Anyways, I got to go shopping with my mom and thom today. He spent 250 and all he got was a watch, detroit earring, and some chocolates. HAHA!. I got two shirts, two pants, a teddy bear from hallmark. It's so fucking soft and cute! I got a big heart box of chocolates! And then I got some um.. personal things. lol. Oh! And I got little pink heart earrings, theyre hotter than hell, and I got a bracelet... this year turned out to be better.. even though I've been fighting with everyone today.

So I go to bed cuz I'm not feeling well right.. and thom always wakes me up for dinner.. so we get dinner.. something I totally refuse to eat cuz it's nastier than hell, and do they even wake me up to ask what I want or to eat dinner?? NO! They sit on their lazy fucking asses and say hey if you dont like what we buy than tough shit. I'm fucking sick of it. And then I ask for my computer time, and who the fuck is on it, Steve. This house fucking makes me sick. I hare every single fucking thing about it. I can't wait to leave. I hate everything about this place, and then when I get pissed off, I sit there and think hurt yourself. ALL THE FUCKING TIME. I tell myself to pour boiling water on my hand when it's just starting to heal from the last burn ((which actually was an accident at work believe it or not. I AM TRYING TOO FUCKING HARD TO STAY ALIVE. I swear.. I'm tired of being treated like shit, I'm tired of being a fuck up and ruining everything I have going for me. I just want to fucking crawl into a hole and die, because life just isn't worth it most of the time for me anymore. It really isnt. Everything is getting on my nerves.. every little fucking thing.. and I'm so ready to walk up to Wendy's and sit there chatting with a whole bunch of nobodys because I AM SICK AND TIRED OF SITTING IN A HOUSE BY MY FUCKING SELF, BECAUSE PEOPLE DRIVE ME TO BE UNHAPPY. I swear.. I just can't handle this right now.

Jordan's stupid ass.. I call him on friday an hour before work to tell him that I can't come into work because my burns aren't healed, and he fucking hangs up the phone on me.

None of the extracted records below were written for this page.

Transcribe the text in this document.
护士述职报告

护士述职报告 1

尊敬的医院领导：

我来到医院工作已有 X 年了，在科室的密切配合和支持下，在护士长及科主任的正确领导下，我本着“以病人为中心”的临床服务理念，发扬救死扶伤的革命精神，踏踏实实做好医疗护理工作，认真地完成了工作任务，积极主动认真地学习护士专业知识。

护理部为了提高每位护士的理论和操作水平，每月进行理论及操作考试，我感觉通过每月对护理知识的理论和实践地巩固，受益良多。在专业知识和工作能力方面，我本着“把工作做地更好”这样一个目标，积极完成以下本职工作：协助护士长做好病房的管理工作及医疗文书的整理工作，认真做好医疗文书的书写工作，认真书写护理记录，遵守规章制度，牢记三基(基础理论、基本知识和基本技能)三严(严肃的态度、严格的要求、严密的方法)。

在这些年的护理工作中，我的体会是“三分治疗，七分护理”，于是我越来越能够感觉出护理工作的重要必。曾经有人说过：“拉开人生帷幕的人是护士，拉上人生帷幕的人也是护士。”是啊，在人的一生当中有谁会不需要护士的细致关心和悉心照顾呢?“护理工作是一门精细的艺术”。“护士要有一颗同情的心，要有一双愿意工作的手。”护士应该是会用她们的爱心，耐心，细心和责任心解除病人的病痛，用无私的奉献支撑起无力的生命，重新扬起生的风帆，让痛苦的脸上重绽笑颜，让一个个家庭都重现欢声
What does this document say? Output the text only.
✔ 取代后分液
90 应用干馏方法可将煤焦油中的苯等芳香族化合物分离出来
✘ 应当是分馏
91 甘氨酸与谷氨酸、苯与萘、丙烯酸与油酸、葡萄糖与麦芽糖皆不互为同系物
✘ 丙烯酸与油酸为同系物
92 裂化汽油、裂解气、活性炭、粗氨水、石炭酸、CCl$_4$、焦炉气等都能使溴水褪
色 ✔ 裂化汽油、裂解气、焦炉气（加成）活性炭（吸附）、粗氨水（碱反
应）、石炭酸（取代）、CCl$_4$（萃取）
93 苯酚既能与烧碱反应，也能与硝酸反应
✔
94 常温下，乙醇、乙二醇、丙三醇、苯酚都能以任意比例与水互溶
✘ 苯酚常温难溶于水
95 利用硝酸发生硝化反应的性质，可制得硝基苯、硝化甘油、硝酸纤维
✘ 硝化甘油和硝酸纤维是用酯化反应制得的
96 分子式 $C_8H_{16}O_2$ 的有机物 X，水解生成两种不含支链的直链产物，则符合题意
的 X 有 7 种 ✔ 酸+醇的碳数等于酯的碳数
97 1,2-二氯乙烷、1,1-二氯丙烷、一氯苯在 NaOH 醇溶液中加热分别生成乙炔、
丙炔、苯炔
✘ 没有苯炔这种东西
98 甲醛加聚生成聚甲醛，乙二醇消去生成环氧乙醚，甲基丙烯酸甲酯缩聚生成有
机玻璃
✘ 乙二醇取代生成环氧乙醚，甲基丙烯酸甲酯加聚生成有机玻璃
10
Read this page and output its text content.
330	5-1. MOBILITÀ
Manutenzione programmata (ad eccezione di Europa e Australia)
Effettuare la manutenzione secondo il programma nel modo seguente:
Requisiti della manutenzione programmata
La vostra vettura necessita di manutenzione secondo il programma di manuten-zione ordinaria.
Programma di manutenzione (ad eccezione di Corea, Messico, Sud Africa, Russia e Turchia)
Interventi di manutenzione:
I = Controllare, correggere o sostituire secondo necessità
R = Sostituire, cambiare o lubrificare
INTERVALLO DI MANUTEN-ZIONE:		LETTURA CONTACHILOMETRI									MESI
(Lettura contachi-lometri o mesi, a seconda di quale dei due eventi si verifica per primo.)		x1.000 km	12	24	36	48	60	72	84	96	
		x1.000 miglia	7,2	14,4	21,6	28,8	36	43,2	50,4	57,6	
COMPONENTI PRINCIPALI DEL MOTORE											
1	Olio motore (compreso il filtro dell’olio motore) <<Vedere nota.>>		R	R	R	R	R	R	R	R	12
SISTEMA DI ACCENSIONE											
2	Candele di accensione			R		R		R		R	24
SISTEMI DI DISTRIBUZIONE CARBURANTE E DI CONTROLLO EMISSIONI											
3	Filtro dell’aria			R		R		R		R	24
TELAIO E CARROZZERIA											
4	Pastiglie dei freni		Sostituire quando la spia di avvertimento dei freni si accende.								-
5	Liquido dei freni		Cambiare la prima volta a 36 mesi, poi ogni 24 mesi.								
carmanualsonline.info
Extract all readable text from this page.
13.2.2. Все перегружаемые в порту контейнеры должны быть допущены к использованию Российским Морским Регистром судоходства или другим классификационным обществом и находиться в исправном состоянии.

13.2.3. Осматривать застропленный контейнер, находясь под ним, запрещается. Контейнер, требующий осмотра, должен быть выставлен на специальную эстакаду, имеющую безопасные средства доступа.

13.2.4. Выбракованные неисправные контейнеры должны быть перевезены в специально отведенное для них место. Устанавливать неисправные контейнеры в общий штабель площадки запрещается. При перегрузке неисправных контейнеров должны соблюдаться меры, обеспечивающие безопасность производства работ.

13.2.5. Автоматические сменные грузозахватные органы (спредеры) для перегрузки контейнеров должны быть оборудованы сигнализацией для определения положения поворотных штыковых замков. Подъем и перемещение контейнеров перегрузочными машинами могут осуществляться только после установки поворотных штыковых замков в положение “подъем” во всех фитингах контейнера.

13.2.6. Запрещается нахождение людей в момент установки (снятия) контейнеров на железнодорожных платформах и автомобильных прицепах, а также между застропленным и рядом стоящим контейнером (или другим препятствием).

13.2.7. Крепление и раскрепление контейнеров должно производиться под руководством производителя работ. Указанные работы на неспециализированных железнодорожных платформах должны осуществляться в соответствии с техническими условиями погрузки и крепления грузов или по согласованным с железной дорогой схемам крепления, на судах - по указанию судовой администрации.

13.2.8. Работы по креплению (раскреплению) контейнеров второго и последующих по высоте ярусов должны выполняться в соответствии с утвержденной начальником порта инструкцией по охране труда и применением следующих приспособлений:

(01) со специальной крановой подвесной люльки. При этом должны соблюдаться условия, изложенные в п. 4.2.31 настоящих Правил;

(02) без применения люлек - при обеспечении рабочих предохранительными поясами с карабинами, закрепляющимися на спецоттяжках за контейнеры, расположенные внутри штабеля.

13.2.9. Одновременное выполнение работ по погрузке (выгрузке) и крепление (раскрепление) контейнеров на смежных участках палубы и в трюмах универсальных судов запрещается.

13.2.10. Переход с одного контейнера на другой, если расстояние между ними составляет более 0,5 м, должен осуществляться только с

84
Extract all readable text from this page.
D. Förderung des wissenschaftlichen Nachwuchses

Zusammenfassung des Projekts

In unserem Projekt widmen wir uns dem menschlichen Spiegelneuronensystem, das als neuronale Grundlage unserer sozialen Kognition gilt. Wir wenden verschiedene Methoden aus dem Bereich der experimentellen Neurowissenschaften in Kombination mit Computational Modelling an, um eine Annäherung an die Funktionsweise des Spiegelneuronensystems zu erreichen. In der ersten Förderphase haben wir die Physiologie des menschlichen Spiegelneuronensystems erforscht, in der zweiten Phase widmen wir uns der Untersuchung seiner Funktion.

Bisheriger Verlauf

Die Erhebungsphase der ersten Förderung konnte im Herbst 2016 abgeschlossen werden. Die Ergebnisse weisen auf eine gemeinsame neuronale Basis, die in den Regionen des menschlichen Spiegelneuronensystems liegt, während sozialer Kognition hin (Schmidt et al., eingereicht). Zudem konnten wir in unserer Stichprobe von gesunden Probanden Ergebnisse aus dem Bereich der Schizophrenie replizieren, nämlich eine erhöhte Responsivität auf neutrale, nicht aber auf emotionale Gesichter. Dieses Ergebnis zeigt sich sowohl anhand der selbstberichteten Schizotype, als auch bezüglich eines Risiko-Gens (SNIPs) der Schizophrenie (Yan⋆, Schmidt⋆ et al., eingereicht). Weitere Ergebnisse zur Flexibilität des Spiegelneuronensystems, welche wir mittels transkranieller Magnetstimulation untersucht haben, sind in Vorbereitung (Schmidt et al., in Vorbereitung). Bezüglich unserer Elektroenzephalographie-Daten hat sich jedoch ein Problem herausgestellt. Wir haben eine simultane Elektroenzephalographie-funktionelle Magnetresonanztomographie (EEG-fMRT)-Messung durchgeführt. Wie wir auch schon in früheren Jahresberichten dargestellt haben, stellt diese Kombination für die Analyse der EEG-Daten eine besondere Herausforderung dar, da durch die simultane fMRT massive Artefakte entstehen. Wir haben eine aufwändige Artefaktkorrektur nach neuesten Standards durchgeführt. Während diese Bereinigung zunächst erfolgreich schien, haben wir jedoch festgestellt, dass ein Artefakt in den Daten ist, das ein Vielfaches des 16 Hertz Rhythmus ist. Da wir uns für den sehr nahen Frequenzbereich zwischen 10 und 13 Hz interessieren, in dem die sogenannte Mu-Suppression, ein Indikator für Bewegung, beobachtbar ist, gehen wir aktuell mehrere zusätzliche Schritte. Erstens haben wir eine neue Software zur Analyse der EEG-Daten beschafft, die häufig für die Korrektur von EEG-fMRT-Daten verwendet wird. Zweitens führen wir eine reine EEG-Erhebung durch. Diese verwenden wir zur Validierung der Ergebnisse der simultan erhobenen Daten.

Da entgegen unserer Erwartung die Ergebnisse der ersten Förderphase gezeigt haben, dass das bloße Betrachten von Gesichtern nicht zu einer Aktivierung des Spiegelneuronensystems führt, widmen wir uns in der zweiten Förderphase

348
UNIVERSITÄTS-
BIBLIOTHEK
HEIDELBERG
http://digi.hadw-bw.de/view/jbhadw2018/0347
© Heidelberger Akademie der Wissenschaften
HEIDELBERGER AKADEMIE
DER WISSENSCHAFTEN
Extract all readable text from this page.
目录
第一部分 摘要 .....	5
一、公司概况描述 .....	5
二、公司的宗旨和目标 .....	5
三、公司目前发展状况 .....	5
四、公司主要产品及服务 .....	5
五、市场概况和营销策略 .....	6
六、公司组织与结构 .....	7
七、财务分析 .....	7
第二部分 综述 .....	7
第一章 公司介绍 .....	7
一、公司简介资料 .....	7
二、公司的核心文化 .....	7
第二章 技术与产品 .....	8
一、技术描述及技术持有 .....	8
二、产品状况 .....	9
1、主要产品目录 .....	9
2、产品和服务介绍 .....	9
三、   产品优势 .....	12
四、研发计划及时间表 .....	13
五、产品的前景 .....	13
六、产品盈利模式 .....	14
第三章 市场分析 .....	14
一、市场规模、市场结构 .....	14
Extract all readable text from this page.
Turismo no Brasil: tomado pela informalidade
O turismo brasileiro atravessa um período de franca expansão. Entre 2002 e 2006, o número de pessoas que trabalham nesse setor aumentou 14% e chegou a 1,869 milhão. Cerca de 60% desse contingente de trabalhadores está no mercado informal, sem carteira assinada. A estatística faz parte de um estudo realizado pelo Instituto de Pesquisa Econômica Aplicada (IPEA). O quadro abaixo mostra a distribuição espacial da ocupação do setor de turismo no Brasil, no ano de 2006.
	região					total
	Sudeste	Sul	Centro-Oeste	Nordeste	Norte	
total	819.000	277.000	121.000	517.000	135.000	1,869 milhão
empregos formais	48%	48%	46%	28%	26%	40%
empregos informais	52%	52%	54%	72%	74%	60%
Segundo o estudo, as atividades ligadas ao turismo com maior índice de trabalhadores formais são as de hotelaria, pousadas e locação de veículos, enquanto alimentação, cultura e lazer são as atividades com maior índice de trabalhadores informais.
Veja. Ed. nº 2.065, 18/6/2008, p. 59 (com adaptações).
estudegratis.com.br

FUCKING YUGOS. I'm going in there monday getting my check and then I'm gonna laugh at Jordan tell him to fuck off and that I quit. I'm done, fuck work. I'll find a job without racist fuckers who have no respect for people.

Well I'm really fucking pissed off right now.. but I think I'm gonna go be the positive fucking happy person that everyone expects me to be. Thats what people think of when they see me... The happy girl with the smile who has absolutely zero fucking problems in her life.

so... hey mise well just give in and be what everyone wants me to be instead of being myself. yeah cuz thatll keep everyone off my back for a little bit.

anyone wanna come pick me up and take me to their house.. go for it.. im starving to death and i need to get the hell out of here.. someone saveeee me!